= Computer widow =

Person in a relationship with a digital media addict

A computer widow (or widower) is someone who has a relationship with a computer user who plays video games (on a console or on a computer), uses the Internet, or creates his/her own programs, paying far more attention to the computer or game than to his/her partner. It is similar in concept and may in some cases have replaced the football widow, which in the UK is often replaced by the "golf widow". The term was in use as early as 1983, with use of bulletin board systems and programming a concern.

The possible problems created in family life were being studied by psychologists, with couples coming to them for help. It was commented upon by Phillip Zimbardo as a possible problem which may develop as a result of children growing up around computers, who then may fail to have social skills in later life. He said that there was a risk that it would lead to greater separation between the sexes, because at the time, perhaps more so than today, computers were used by men more than women. However, some people find the Internet a way to meet a partner, such as via online dating sites.

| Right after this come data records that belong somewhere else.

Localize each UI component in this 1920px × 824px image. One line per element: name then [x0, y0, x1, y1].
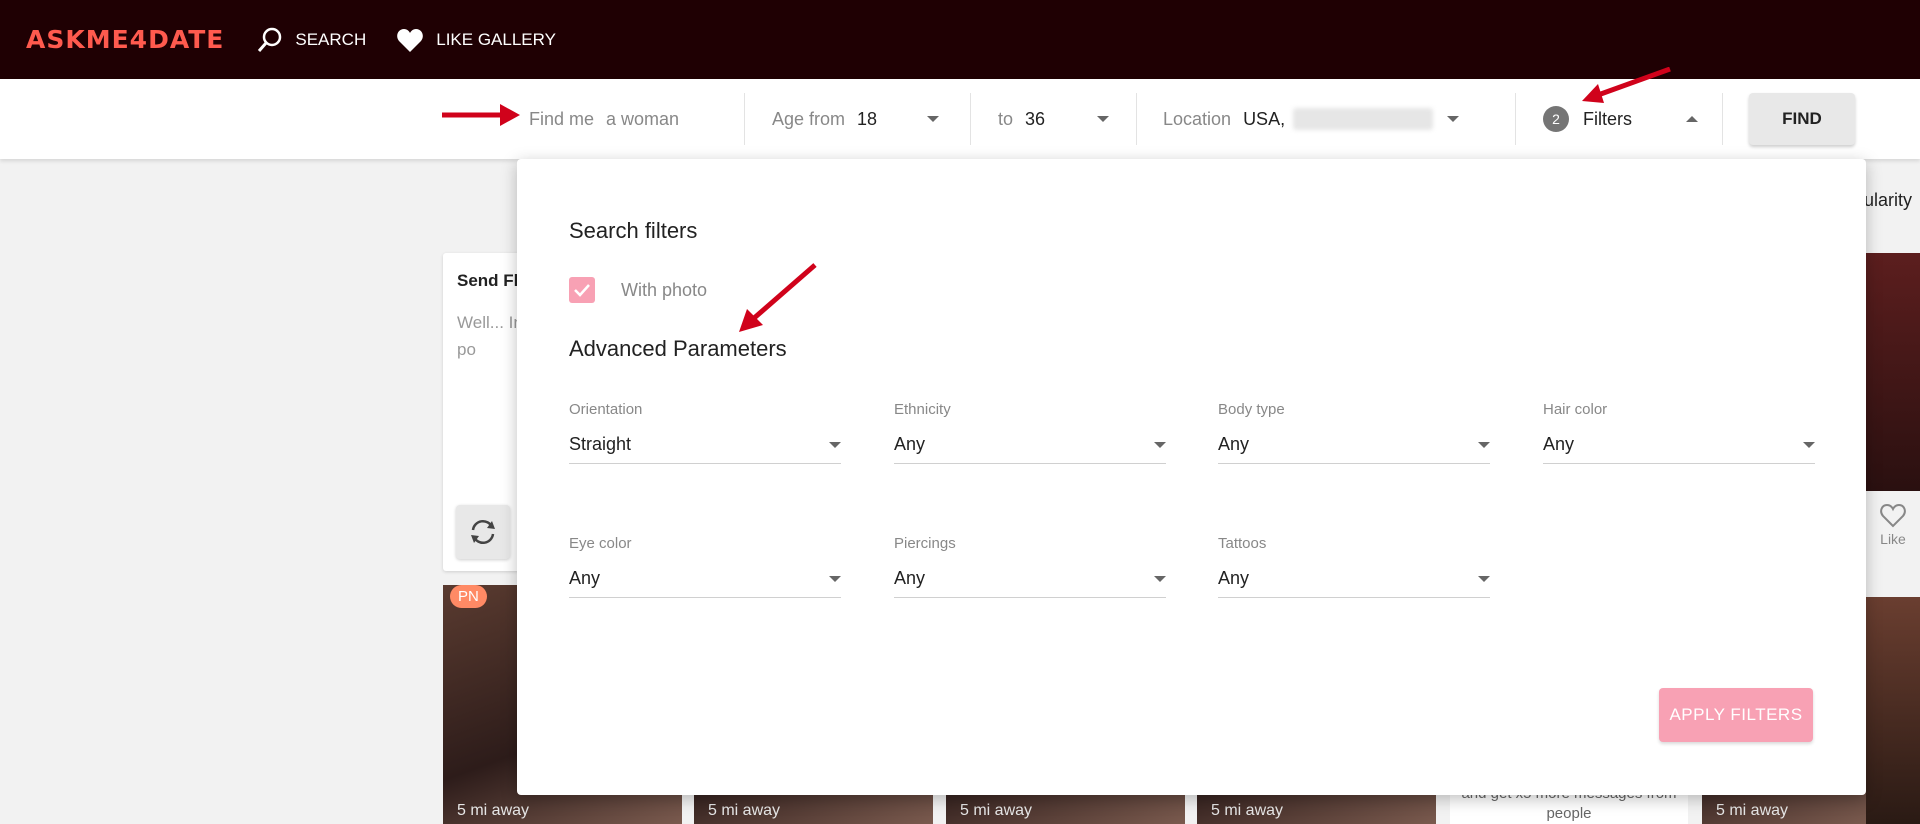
annotation-arrow	[739, 263, 817, 332]
select-label: Eye color	[569, 535, 632, 552]
annotation-arrow	[442, 104, 520, 126]
chevron-down-icon	[1154, 575, 1166, 582]
search-filters-title: Search filters	[569, 218, 698, 243]
profile-photo[interactable]	[1866, 597, 1920, 824]
distance-label: 5 mi away	[1716, 802, 1789, 819]
location-city-redacted	[1293, 108, 1434, 130]
select-label: Piercings	[894, 535, 956, 552]
filters-count-badge: 2	[1543, 106, 1569, 132]
chevron-down-icon	[1154, 441, 1166, 448]
search-icon	[258, 27, 282, 52]
select-label: Orientation	[569, 401, 643, 418]
find-button[interactable]: FIND	[1749, 93, 1855, 145]
chevron-down-icon	[1478, 441, 1490, 448]
chevron-down-icon	[927, 116, 940, 122]
distance-label: 5 mi away	[457, 802, 530, 819]
chevron-down-icon	[1803, 441, 1815, 448]
select-label: Tattoos	[1218, 535, 1267, 552]
divider	[970, 93, 971, 145]
like-label: Like	[1880, 531, 1906, 547]
select-value: Any	[1218, 568, 1250, 588]
tattoos-select[interactable]: Tattoos Any	[1218, 535, 1490, 598]
age-to-select[interactable]: to 36	[998, 79, 1110, 159]
find-me-select[interactable]: Find me a woman	[529, 79, 679, 159]
select-label: Hair color	[1543, 401, 1608, 418]
like-button[interactable]: Like	[1866, 502, 1920, 547]
divider	[1136, 93, 1137, 145]
sort-popularity-label[interactable]: ularity	[1864, 190, 1912, 211]
distance-label: 5 mi away	[1211, 802, 1284, 819]
nav-search[interactable]: SEARCH	[257, 27, 366, 53]
select-value: Any	[894, 568, 926, 588]
ethnicity-select[interactable]: Ethnicity Any	[894, 401, 1166, 464]
chevron-down-icon	[1447, 116, 1460, 122]
age-to-label: to	[998, 108, 1014, 129]
advanced-parameters-title: Advanced Parameters	[569, 336, 787, 361]
select-value: Any	[569, 568, 601, 588]
send-card-title: Send Fl	[457, 271, 519, 290]
checkmark-icon	[574, 284, 590, 297]
heart-icon	[397, 28, 424, 52]
location-select[interactable]: Location USA,	[1163, 79, 1460, 159]
apply-filters-button[interactable]: APPLY FILTERS	[1659, 688, 1813, 742]
filters-label: Filters	[1583, 108, 1632, 129]
chevron-up-icon	[1686, 116, 1698, 122]
nav-like-gallery[interactable]: LIKE GALLERY	[396, 27, 556, 53]
chevron-down-icon	[1478, 575, 1490, 582]
with-photo-label: With photo	[621, 279, 708, 300]
age-from-value: 18	[857, 108, 878, 129]
with-photo-checkbox-row[interactable]: With photo	[569, 277, 707, 303]
select-label: Ethnicity	[894, 401, 951, 418]
annotation-arrow	[1582, 67, 1671, 103]
age-to-value: 36	[1025, 108, 1046, 129]
select-value: Any	[1543, 434, 1575, 454]
refresh-icon	[471, 520, 495, 544]
pn-badge: PN	[450, 585, 487, 608]
profile-photo[interactable]	[1866, 253, 1920, 491]
heart-outline-icon	[1880, 503, 1906, 528]
hair-color-select[interactable]: Hair color Any	[1543, 401, 1815, 464]
select-value: Any	[894, 434, 926, 454]
location-label: Location	[1163, 108, 1232, 129]
with-photo-checkbox[interactable]	[569, 277, 595, 303]
select-label: Body type	[1218, 401, 1285, 418]
divider	[1722, 93, 1723, 145]
eye-color-select[interactable]: Eye color Any	[569, 535, 841, 598]
chevron-down-icon	[829, 441, 841, 448]
nav-search-label: SEARCH	[295, 29, 367, 49]
chevron-down-icon	[1097, 116, 1110, 122]
find-me-label: Find me	[529, 108, 595, 129]
piercings-select[interactable]: Piercings Any	[894, 535, 1166, 598]
orientation-select[interactable]: Orientation Straight	[569, 401, 841, 464]
body-type-select[interactable]: Body type Any	[1218, 401, 1490, 464]
find-me-value: a woman	[606, 108, 680, 129]
filters-panel: Search filters With photo Advanced Param…	[517, 159, 1866, 795]
refresh-button[interactable]	[456, 505, 510, 559]
chevron-down-icon	[829, 575, 841, 582]
distance-label: 5 mi away	[960, 802, 1033, 819]
site-logo[interactable]: ASKME4DATE	[26, 25, 224, 54]
search-bar: Find me a woman Age from 18 to 36 Locati…	[0, 67, 1920, 159]
age-from-select[interactable]: Age from 18	[772, 79, 940, 159]
select-value: Straight	[569, 434, 632, 454]
select-value: Any	[1218, 434, 1250, 454]
nav-like-gallery-label: LIKE GALLERY	[436, 29, 556, 49]
age-from-label: Age from	[772, 108, 846, 129]
distance-label: 5 mi away	[708, 802, 781, 819]
divider	[1515, 93, 1516, 145]
location-value: USA,	[1243, 108, 1286, 129]
divider	[744, 93, 745, 145]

Most gamer widows (partners of those addicted to games) may now be attached to players of massively multiplayer online role-playing games (MMORPGs). Because many of these games revolve around building or "leveling up" a player character, many hours are dedicated to this process while playing the game. Examples of MMORPGs include EverQuest, RuneScape, World of Warcraft, Guild Wars, Ultima Online, Final Fantasy XI, City of Heroes, and Ragnarok Online. Other games such as Counter-Strike, the games of the Call of Duty series that have online multiplayer options, StarCraft, Factorio and Civilization III or IV, often known for their addictive qualities, also result in their fair share of gamer widows.

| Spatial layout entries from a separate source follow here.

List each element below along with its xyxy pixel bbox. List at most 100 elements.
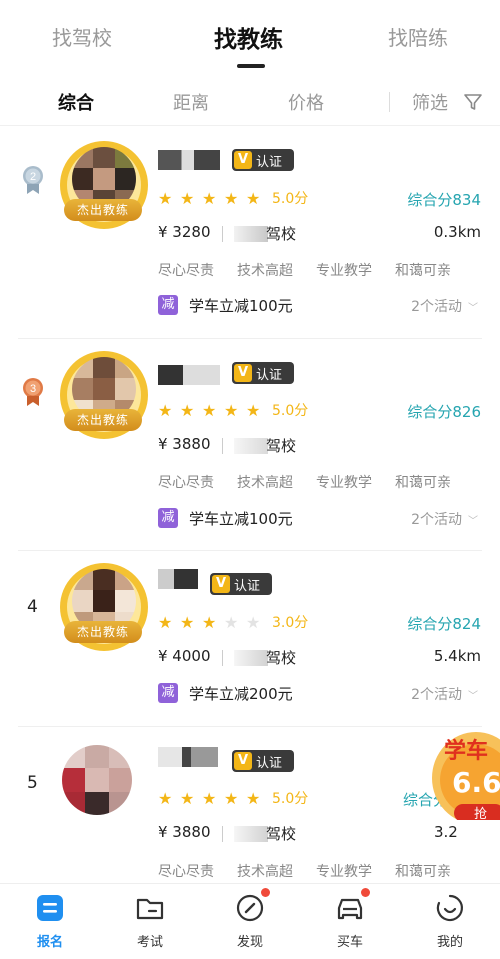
star-icon: ★ xyxy=(224,788,239,808)
divider xyxy=(222,438,223,454)
sort-divider xyxy=(389,92,390,112)
star-icon: ★ xyxy=(158,400,173,420)
floating-promo-ad[interactable]: 学车 6.6 抢 xyxy=(432,728,500,820)
notification-dot xyxy=(261,888,270,897)
star-icon: ★ xyxy=(180,188,195,208)
tag: 尽心尽责 xyxy=(158,475,214,491)
star-icon: ★ xyxy=(224,400,239,420)
bronze-medal-icon: 3 xyxy=(23,378,43,406)
discount-icon: 减 xyxy=(158,295,178,315)
star-icon: ★ xyxy=(246,788,261,808)
tag: 专业教学 xyxy=(316,864,372,880)
filter-button[interactable]: 筛选 xyxy=(412,89,448,115)
coach-avatar[interactable] xyxy=(62,745,132,815)
star-icon: ★ xyxy=(202,612,217,632)
star-icon: ★ xyxy=(202,788,217,808)
chevron-down-icon: ﹀ xyxy=(468,691,478,702)
filter-icon[interactable] xyxy=(463,92,483,112)
star-icon: ★ xyxy=(202,400,217,420)
rating-score: 5.0分 xyxy=(272,191,309,207)
tag: 和蔼可亲 xyxy=(395,263,451,279)
rating-stars: ★ ★ ★ ★ ★ 5.0分 xyxy=(158,788,309,808)
coach-avatar[interactable]: 杰出教练 xyxy=(56,141,152,237)
composite-score: 综合分824 xyxy=(407,615,481,633)
tag: 和蔼可亲 xyxy=(395,475,451,491)
nav-mine[interactable]: 我的 xyxy=(420,892,480,950)
distance: 5.4km xyxy=(433,647,481,665)
outstanding-coach-badge: 杰出教练 xyxy=(64,621,142,643)
outstanding-coach-badge: 杰出教练 xyxy=(64,409,142,431)
promo-text: 学车立减100元 xyxy=(189,510,293,528)
coach-name-blurred xyxy=(158,747,218,767)
certified-badge: V 认证 xyxy=(232,149,294,171)
svg-text:抢: 抢 xyxy=(474,806,487,820)
divider xyxy=(222,650,223,666)
activities-dropdown[interactable]: 2个活动 ﹀ xyxy=(411,296,478,316)
activities-dropdown[interactable]: 2个活动 ﹀ xyxy=(411,509,478,529)
coach-card[interactable]: 3 杰出教练 V 认证 ★ ★ ★ ★ ★ 5.0分 综合分826 ¥ 3880… xyxy=(0,339,500,551)
star-icon: ★ xyxy=(158,788,173,808)
coach-avatar[interactable]: 杰出教练 xyxy=(56,563,152,659)
coach-name-blurred xyxy=(158,569,198,589)
folder-icon xyxy=(134,892,166,924)
discount-icon: 减 xyxy=(158,683,178,703)
divider xyxy=(222,226,223,242)
tag: 专业教学 xyxy=(316,263,372,279)
sort-price[interactable]: 价格 xyxy=(288,89,324,115)
coach-card[interactable]: 2 杰出教练 V 认证 ★ ★ ★ ★ ★ 5.0分 综合分834 ¥ 3280… xyxy=(0,127,500,339)
svg-text:学车: 学车 xyxy=(444,738,488,764)
svg-text:6.6: 6.6 xyxy=(452,766,500,799)
coach-avatar[interactable]: 杰出教练 xyxy=(56,351,152,447)
tab-find-sparring[interactable]: 找陪练 xyxy=(388,22,448,51)
school-name-blurred xyxy=(234,650,268,666)
tag: 尽心尽责 xyxy=(158,263,214,279)
star-icon: ★ xyxy=(202,188,217,208)
verified-v-icon: V xyxy=(234,364,252,382)
star-icon: ★ xyxy=(246,400,261,420)
school-name: 驾校 xyxy=(266,825,297,843)
promo-banner-graphic: 学车 6.6 抢 xyxy=(432,732,500,820)
verified-v-icon: V xyxy=(212,575,230,593)
rating-stars: ★ ★ ★ ★ ★ 3.0分 xyxy=(158,612,309,632)
sort-overall[interactable]: 综合 xyxy=(58,89,94,115)
price: ¥ 3880 xyxy=(158,823,211,841)
tab-find-coach[interactable]: 找教练 xyxy=(214,20,283,54)
chevron-down-icon: ﹀ xyxy=(468,516,478,527)
rating-score: 3.0分 xyxy=(272,615,309,631)
rating-score: 5.0分 xyxy=(272,791,309,807)
rank-number: 5 xyxy=(27,773,38,793)
price: ¥ 4000 xyxy=(158,647,211,665)
tag-list: 尽心尽责 技术高超 专业教学 和蔼可亲 xyxy=(158,861,451,881)
school-name-blurred xyxy=(234,226,268,242)
distance: 0.3km xyxy=(433,223,481,241)
tag: 技术高超 xyxy=(237,263,293,279)
rank-number: 4 xyxy=(27,597,38,617)
star-icon: ★ xyxy=(180,788,195,808)
tag-list: 尽心尽责 技术高超 专业教学 和蔼可亲 xyxy=(158,260,451,280)
school-name: 驾校 xyxy=(266,649,297,667)
sort-distance[interactable]: 距离 xyxy=(173,89,209,115)
school-name-blurred xyxy=(234,438,268,454)
tag: 和蔼可亲 xyxy=(395,864,451,880)
compass-icon xyxy=(234,888,270,924)
tab-find-school[interactable]: 找驾校 xyxy=(52,22,112,51)
divider xyxy=(222,826,223,842)
enroll-icon xyxy=(34,892,66,924)
activities-dropdown[interactable]: 2个活动 ﹀ xyxy=(411,684,478,704)
nav-discover[interactable]: 发现 xyxy=(220,888,280,950)
certified-badge: V 认证 xyxy=(210,573,272,595)
car-icon xyxy=(334,888,370,924)
nav-exam[interactable]: 考试 xyxy=(120,892,180,950)
nav-buy-car[interactable]: 买车 xyxy=(320,888,380,950)
promo-text: 学车立减200元 xyxy=(189,685,293,703)
verified-v-icon: V xyxy=(234,151,252,169)
nav-enroll[interactable]: 报名 xyxy=(20,892,80,950)
coach-name-blurred xyxy=(158,365,220,385)
star-icon: ★ xyxy=(246,188,261,208)
tag-list: 尽心尽责 技术高超 专业教学 和蔼可亲 xyxy=(158,472,451,492)
coach-card[interactable]: 4 杰出教练 V 认证 ★ ★ ★ ★ ★ 3.0分 综合分824 ¥ 4000… xyxy=(0,551,500,727)
chevron-down-icon: ﹀ xyxy=(468,303,478,314)
school-name: 驾校 xyxy=(266,437,297,455)
star-empty-icon: ★ xyxy=(246,612,261,632)
coach-card[interactable]: 5 V 认证 ★ ★ ★ ★ ★ 5.0分 综合分 ¥ 3880 驾校 3.2 … xyxy=(0,727,500,883)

Some support groups for computer widows exist in real life. Internet support groups exist for addicted players of the popular MMORPGs, EverQuest and World of Warcraft, with some gamers speaking in the media of their need for such a group.
There are also Internet support groups for World of Warcraft widows.
A website was launched in mid-2005, dedicated to the support of gamer widow(er)s of a variety of different games, including World of Warcraft and EverQuest. It was the first site of its kind that provided support forums for gamer widow(er)s and has gained international recognition after the founder, Sherry Myrow, was interviewed by MSNBC FoxBusiness and by Maclean's.
Merchandise can even be purchased on the Internet with slogans admitting that a person is a widow to some of these computer activities.